Bible Notes Online - Job 21 - ESV
Commentary

v1-3: Job, like his friends, makes an introductory comment (compare 18.2-4; 19.2-6; 20.2-4). He asks for silence once more. He perhaps treats Zophar's words as a rude interruption.

v4-6: Job is addressing his words to God, for man has no answer. These are deep issues, and affects him seriously, "I am terrified; trembling seizes my body", not because of the physical suffering, but because of what he was thinking about.

v7-15: Job's response blatantly contradicts his friends' opinions, especially Zophar's words in chapter 20. The wicked, even though they reject God's involvement in their lives, do prosper in this life. These words are truer to our experience than his friends' words.

v16: Job's personal commitment. He stands apart from the human wisdom that would reject God's ways, and seek prosperity solely by human aims and strength.
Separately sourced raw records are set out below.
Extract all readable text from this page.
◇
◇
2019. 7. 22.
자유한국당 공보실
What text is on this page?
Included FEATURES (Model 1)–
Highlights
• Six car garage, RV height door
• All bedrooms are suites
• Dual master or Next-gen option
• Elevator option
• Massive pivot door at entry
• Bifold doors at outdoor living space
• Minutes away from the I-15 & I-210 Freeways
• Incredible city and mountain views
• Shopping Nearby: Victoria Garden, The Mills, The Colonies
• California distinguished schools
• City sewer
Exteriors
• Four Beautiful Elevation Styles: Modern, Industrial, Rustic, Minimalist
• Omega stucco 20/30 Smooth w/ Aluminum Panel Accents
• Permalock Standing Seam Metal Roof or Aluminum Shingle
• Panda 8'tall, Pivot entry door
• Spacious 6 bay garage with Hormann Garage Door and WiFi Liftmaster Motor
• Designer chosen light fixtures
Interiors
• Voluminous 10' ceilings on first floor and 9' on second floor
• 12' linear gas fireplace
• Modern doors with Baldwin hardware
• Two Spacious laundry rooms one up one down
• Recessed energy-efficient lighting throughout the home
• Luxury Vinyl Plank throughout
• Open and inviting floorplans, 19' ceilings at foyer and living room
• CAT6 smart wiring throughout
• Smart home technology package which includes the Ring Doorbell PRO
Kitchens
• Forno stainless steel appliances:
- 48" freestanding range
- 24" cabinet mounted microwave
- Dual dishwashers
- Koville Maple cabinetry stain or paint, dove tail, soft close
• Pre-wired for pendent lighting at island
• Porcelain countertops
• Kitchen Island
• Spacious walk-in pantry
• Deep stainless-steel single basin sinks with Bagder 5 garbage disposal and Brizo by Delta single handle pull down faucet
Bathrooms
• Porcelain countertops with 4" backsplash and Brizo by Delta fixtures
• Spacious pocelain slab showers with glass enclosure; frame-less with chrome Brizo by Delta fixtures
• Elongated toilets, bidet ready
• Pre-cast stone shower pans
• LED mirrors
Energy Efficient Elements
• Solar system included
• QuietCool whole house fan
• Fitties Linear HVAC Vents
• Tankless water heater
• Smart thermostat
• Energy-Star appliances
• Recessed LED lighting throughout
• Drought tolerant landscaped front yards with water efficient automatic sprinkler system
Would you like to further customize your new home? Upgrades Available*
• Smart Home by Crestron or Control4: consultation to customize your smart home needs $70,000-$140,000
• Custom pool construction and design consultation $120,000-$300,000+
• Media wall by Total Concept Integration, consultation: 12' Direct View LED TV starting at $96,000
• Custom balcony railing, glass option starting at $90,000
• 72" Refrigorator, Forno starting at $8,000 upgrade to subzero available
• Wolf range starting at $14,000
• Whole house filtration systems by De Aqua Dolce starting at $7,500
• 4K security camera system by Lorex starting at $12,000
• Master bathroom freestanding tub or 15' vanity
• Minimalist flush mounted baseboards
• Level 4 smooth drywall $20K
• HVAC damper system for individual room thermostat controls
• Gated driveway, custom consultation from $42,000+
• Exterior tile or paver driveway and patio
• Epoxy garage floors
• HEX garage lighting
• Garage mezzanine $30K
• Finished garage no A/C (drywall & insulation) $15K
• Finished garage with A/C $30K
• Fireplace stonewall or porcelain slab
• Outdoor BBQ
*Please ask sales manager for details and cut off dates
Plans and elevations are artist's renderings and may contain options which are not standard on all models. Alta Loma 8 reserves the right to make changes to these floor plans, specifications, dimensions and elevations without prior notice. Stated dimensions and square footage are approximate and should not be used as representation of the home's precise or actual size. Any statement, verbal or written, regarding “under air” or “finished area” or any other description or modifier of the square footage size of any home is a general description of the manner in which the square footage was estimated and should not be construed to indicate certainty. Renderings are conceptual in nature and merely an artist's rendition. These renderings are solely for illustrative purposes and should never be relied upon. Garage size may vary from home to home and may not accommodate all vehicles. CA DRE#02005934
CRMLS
v17-21: Job's observation is that the wicked do not have their lives snuffed out in their prime of life. They miss out on calamity, they are not judged like straw in the wind. The common proverb is true, "God stores up a man's punishment for his sons." Job finds this unjust, since the father avoids the due reward for his deeds, such that he becomes selfish, and fails to be concerned for his family.

v22-26: God's ways are beyond understanding. We do not know why things happen as they do. Death is certain, whatever precedes it; we all lie down "alike" in the dust. Job follows the writer of Ecclesiastes in commenting on the apparent unfairness of life.

v27-33: Job argues that his friends did not test their 'theology' by observation. Their words have to be true for the great man and the wicked, for those near and far. They have failed to explain why the wicked does not have a day of wrath in this life.

v34: Since Job's friends had omitted words of eternity, they brought only empty words.